I really think we're entering a crisis here where sites and apps that are engineered to maximize corporate metrics are leading people down horrible paths of addiction, and psychic stress as they spend their mental energy resisting temptations constantly thrown at them.




Thought just occurred: would I be willing to pay a subscription to have the recommender tuned to remove revenue maximisation and site-addiction maximisation? Would anyone?

I've made plenty of "remove ads" in-app purchases on my phone. This isn't too different. And it might actually result in a truly useful experience.


There may be public relations problem - users these days understand that ads pay the bills and don't see them as a moral compromise but try to explain to your users that they can pay premium to get relevant recommendations instead of "spam".


I've said the same thing many many times, I can't remember the numbers but the monetization of facebook data per person (If I remember correctly from something I read a year back, I'll try to look and add it to this comment) is less than 20$!

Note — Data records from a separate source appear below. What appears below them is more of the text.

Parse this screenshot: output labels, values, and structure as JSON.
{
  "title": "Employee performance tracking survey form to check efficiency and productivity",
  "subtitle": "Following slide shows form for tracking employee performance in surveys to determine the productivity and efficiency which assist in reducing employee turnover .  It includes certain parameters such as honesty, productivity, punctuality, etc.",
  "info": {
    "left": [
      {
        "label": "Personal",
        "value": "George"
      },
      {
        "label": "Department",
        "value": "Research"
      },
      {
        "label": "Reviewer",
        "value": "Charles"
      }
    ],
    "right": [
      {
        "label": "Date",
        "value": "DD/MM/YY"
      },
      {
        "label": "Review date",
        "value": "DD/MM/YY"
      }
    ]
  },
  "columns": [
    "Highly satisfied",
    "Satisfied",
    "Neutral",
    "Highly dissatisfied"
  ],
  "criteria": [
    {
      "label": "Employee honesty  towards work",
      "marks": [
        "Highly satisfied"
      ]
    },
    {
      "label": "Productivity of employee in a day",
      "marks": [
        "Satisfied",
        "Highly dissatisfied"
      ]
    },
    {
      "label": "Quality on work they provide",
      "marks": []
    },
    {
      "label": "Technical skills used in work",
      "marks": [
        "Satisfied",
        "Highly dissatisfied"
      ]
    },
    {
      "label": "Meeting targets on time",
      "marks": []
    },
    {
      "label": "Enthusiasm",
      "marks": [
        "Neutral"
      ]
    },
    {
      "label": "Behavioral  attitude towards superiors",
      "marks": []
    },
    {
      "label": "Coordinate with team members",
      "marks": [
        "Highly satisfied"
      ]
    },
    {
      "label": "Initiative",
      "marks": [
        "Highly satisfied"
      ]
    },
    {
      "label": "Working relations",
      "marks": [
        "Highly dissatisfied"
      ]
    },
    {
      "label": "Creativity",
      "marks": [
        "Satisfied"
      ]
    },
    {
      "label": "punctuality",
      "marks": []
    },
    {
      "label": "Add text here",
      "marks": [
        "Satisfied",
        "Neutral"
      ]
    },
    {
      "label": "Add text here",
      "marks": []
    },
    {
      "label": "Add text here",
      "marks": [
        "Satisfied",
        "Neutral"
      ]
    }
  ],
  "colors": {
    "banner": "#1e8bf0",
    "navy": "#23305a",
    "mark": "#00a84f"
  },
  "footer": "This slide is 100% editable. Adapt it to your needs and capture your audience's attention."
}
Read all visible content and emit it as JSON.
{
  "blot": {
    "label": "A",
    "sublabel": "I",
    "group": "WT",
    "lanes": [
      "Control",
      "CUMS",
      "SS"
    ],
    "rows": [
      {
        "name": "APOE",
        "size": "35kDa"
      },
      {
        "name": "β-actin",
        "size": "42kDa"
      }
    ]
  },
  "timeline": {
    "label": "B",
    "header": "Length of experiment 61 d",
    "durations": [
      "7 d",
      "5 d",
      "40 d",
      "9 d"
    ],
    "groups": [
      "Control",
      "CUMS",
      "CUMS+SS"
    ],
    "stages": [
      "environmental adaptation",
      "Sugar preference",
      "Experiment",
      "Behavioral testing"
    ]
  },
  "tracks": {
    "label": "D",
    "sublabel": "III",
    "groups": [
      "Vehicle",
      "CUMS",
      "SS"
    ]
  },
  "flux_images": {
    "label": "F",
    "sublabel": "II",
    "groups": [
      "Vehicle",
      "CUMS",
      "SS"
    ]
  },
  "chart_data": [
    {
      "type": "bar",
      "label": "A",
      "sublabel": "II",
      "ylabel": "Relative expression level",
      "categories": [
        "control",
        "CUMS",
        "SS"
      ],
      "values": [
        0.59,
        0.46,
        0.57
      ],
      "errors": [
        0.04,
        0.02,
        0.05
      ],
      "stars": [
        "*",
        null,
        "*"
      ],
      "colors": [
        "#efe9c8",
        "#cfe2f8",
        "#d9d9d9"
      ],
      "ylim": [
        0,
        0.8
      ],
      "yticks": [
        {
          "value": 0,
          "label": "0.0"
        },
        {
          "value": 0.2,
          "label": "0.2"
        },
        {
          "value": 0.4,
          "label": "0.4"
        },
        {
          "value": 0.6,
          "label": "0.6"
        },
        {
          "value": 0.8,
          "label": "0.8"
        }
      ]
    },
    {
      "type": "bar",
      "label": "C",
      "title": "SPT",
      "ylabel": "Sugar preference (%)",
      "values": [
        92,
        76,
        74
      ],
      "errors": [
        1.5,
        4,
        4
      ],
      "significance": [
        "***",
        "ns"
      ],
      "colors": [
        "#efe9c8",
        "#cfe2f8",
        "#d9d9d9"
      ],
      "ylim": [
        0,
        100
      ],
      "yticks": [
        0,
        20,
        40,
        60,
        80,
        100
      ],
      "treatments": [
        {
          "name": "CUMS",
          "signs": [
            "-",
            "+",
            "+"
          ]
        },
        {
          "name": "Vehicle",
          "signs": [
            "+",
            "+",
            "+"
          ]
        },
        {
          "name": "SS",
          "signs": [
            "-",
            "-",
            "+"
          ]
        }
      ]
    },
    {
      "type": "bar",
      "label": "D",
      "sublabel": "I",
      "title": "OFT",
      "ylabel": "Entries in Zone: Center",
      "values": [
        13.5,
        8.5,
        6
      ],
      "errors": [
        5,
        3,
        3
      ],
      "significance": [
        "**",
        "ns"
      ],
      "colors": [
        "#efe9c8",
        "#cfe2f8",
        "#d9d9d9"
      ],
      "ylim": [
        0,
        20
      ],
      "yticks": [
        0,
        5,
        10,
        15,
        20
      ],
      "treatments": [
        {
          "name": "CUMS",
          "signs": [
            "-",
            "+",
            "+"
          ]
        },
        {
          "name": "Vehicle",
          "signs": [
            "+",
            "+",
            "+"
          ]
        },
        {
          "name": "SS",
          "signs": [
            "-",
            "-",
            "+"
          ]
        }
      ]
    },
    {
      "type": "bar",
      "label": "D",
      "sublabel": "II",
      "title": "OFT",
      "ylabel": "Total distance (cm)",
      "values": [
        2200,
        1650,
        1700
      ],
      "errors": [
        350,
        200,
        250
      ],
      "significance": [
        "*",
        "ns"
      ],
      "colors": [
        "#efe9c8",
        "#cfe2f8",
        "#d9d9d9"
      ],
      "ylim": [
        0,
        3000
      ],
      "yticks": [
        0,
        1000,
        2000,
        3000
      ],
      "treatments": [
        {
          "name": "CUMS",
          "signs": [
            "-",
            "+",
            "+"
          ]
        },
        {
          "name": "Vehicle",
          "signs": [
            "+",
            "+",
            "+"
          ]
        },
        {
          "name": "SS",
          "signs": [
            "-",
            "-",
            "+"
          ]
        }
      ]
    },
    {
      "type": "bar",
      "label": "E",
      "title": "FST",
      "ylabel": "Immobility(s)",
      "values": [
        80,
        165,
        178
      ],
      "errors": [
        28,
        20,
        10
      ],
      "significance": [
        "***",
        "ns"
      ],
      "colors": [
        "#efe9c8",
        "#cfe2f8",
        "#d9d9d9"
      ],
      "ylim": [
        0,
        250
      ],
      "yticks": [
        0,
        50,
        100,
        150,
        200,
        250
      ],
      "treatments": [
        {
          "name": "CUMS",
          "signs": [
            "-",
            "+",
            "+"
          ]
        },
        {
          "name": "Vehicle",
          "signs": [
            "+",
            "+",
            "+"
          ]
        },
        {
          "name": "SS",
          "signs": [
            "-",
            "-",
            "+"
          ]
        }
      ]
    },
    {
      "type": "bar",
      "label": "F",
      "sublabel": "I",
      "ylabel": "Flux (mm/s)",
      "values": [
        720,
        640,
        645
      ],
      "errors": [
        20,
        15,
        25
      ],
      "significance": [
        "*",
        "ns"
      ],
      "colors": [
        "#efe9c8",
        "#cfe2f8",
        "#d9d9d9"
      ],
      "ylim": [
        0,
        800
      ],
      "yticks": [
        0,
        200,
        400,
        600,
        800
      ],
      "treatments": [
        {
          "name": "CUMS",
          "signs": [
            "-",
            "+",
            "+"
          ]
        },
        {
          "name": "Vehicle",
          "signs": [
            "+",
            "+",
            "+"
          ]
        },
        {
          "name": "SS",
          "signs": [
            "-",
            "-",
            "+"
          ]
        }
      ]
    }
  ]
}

I would be very very willing to pay for Facebook to simply not be tracked, especially at such a reasonable price. I know that won't happen, but I'd really love such a thing.


It's only so low, because those are averages. The people willing to pay the twenty bucks might be exactly the ones that drive up the average, so they don't want to lose them.


In the case of Youtube, it could be part of the Youtube Red package.


What you're saying reminds me of http://www.timewellspent.io/


They can at least do right recommendations if adblock detected.


That incentivizes using adblockers though, and given that ads are pretty much YouTube's entire business model, that would be nice for you but terrible for the business.

However, they do charge money per month for YouTube Red which removes ads, and a better recommendation system for Red subscribers might encourage people to buy it.